Der Präsident nutzt die Epidemie für seine Zwecke. Ungewollt Schwangere, Geflüchtete und die Umwelt zahlen den Preis dafür

Von Konrad Ege

Auch in den USA wird gegenwärtig entschieden, wie die Welt nach der Corona-Pandemie aussehen soll. Die Devise in Donald Trumps Washington lautet: Durchregieren. Im November soll gewählt werden. Mit ihrem Widerstand gegen eine ausgeweitete Briefwahl wollen manche Republikaner die Wählerzahlen drosseln. Zugleich mehren sich Forderungen nach Rückkehr zum "normalen Leben". Häufig kommen diese von rechts.

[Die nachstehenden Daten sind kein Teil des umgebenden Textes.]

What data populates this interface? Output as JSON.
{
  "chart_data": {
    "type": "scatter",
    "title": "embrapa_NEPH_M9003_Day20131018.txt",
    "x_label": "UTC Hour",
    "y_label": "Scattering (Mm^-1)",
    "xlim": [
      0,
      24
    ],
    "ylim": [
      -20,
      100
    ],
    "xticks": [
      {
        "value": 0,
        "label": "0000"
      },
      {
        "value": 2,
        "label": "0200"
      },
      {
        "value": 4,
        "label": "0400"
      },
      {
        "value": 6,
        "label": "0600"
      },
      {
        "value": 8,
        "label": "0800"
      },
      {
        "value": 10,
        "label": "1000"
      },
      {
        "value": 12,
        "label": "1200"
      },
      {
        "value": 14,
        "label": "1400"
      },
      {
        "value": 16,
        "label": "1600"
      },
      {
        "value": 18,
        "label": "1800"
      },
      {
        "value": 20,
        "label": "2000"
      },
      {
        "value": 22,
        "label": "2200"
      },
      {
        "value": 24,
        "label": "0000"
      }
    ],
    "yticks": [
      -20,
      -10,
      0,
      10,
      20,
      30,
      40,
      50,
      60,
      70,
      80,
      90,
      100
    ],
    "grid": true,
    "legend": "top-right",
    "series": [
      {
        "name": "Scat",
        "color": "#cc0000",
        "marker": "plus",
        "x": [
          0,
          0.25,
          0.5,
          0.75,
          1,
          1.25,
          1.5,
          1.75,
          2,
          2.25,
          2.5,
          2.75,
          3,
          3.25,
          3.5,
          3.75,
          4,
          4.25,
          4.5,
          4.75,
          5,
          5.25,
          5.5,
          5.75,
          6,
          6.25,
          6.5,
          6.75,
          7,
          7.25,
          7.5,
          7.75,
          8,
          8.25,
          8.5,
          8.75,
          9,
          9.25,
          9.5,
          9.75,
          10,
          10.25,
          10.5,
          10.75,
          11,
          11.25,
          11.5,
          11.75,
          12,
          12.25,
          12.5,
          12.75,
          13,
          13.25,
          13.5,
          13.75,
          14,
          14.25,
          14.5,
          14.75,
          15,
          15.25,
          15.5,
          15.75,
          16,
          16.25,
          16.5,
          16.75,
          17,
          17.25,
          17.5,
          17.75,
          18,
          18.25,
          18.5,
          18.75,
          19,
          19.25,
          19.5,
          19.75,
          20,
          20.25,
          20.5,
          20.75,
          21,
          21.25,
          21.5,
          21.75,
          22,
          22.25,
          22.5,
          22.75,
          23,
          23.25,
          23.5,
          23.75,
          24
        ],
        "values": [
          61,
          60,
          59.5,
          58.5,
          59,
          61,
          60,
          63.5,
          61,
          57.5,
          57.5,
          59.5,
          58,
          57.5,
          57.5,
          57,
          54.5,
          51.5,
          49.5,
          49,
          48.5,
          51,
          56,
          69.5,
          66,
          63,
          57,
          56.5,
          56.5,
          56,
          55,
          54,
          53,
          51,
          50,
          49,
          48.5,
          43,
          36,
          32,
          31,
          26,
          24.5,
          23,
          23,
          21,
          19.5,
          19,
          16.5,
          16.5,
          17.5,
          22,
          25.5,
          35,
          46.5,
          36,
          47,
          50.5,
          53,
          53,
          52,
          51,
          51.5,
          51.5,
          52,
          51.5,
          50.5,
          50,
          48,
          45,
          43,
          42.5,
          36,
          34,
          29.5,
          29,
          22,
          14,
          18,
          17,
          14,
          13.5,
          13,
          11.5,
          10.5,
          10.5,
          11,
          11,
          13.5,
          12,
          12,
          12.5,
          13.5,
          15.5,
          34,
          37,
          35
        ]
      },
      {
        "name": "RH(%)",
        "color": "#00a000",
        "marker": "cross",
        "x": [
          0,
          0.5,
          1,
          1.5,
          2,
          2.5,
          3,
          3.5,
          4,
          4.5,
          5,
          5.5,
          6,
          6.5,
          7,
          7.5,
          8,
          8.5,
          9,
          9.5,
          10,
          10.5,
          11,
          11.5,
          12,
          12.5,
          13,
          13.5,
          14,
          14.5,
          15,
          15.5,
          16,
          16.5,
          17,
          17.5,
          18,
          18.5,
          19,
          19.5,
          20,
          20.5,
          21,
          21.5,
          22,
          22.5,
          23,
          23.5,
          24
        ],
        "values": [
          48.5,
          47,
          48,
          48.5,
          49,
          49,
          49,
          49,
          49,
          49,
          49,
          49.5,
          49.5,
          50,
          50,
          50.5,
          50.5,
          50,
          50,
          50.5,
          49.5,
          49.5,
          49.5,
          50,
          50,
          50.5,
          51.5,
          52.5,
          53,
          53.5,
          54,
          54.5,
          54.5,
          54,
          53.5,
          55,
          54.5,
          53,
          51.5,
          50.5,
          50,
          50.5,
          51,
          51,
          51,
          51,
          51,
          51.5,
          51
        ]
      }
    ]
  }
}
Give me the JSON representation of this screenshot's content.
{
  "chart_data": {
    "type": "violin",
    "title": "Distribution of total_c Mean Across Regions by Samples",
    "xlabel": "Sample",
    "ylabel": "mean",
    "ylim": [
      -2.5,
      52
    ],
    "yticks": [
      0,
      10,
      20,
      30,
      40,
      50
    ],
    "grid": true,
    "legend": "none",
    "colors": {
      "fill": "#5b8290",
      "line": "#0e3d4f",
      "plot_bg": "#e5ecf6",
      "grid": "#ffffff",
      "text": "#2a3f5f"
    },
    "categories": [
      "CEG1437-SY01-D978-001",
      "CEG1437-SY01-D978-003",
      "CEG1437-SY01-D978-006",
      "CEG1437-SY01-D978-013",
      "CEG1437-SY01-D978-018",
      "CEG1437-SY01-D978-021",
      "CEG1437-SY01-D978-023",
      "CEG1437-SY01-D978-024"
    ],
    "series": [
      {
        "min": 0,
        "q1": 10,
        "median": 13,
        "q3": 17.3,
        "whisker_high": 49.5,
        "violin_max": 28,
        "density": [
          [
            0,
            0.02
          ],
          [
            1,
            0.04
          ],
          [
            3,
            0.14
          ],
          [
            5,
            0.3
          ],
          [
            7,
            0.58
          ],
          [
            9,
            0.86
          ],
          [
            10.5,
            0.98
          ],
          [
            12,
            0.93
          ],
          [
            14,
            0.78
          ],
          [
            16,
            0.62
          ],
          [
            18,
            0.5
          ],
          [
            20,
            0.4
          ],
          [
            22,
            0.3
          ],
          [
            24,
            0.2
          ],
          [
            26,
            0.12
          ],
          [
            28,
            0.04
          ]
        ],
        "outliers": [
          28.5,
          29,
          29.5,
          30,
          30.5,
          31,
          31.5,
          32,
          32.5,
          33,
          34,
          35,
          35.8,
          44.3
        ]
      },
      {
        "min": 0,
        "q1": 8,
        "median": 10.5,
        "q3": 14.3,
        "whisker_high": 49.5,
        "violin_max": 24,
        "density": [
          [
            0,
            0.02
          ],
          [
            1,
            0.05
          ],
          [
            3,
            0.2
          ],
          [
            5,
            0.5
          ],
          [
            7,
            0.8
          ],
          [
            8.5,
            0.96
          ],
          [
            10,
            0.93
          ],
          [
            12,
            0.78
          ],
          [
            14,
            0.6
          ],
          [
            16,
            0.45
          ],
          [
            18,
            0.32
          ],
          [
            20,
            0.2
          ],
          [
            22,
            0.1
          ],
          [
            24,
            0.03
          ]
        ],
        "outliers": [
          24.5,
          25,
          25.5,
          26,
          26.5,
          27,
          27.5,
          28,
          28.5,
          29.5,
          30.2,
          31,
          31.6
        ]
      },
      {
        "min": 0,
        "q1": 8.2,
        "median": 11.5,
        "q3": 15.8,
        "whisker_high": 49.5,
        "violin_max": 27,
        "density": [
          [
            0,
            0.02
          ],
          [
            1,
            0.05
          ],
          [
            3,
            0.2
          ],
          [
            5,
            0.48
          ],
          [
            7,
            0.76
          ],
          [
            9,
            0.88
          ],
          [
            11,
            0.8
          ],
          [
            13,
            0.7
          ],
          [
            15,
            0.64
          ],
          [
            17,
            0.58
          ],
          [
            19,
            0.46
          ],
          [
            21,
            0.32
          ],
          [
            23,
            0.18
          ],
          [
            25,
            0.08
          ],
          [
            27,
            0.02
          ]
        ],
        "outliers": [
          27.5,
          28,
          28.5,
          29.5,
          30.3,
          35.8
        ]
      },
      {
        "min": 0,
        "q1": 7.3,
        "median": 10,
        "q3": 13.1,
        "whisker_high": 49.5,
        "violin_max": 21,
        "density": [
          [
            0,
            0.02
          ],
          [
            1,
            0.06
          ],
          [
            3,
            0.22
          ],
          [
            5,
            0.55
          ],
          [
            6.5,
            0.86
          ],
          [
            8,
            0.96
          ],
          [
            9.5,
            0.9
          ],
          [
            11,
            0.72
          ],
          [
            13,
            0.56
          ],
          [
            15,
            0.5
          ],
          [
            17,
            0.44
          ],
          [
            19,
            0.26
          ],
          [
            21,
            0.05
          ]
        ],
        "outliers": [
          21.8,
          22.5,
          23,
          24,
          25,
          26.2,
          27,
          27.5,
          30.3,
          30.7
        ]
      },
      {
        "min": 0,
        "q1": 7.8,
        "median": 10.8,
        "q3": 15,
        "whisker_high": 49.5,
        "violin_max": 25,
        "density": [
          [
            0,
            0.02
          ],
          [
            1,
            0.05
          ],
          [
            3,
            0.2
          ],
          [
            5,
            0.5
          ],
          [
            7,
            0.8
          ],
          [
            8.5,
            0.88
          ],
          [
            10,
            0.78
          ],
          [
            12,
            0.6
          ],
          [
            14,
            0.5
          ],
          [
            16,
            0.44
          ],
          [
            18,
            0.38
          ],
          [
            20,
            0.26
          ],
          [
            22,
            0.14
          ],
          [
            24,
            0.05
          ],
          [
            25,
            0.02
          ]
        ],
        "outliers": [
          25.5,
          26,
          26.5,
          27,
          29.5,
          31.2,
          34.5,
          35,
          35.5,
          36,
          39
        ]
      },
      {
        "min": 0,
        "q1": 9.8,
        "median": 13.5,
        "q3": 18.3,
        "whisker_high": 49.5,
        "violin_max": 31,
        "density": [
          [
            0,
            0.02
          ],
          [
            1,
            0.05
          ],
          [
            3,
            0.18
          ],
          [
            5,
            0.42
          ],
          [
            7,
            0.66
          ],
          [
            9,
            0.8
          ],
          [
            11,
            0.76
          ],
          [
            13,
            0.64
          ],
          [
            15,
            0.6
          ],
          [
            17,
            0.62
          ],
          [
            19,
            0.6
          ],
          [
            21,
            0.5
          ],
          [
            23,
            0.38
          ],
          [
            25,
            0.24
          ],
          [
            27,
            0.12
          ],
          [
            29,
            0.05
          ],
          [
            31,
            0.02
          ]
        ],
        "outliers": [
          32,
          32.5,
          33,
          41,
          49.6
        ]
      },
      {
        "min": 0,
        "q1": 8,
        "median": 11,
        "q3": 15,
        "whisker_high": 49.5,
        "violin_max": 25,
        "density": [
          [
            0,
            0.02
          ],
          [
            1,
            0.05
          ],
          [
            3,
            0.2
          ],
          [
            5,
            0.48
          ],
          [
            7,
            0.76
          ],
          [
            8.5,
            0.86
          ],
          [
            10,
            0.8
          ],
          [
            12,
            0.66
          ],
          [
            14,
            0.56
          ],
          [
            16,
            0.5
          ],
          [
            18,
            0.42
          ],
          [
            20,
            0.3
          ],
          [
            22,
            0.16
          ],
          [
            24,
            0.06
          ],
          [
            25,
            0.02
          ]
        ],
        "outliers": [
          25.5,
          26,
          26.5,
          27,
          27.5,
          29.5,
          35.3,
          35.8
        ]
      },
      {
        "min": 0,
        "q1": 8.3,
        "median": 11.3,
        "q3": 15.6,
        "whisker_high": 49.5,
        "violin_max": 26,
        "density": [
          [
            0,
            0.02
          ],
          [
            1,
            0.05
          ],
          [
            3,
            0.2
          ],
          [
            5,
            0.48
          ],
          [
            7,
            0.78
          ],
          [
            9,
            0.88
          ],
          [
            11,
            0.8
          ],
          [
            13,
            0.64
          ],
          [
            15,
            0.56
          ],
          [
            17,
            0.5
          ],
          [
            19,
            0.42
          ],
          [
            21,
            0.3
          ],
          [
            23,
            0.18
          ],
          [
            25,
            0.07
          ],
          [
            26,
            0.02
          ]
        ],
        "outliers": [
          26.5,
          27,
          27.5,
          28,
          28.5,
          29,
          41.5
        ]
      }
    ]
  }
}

Trump, der vielleicht schon von einer Siegesparade im Krieg gegen das Virus träumt, hört im Sender Fox, dass sich angeblich Hedgefonds-Manager und Unternehmensführer mit solchen Forderungen im Weißen Haus melden. Rechte Verbände wie "Tea-Party-Patrioten" und "Freedom Works" haben ebenfalls genug. Der Präsident, stolz auf "seine" vormals niedrige Arbeitslosenrate, fühlt sich als Opfer. Amerika habe die beste Wirtschaft der Weltgeschichte gehabt, sagt er bei einem seiner Briefings. "Und eines Tages kamen die Experten und haben ganz korrekt gesagt, tut uns leid, Sir, wir müssen unser Land dichtmachen."

Wie dramatisch die Covid-Lage bleibt, wird deutlich, wenn der Gouverneur von New York Mitte April 671 Todesfälle an einem Tag in seinem Staat schon als Fortschritt wertet. Gesellschaftliche Restriktionen zeigen offenbar Wirkung. Die Angst bleibt. Viele Amerikaner suchen vielmals am Tag auf Handy und Bildschirm Nachrichten, von denen irgendetwas Hoffnungsvolles ausgehen könnte. Doch das Positive hält sich in Grenzen. Bei Todes- und Infektionsraten sind die Vereinigten Staaten unangefochten Number ONE.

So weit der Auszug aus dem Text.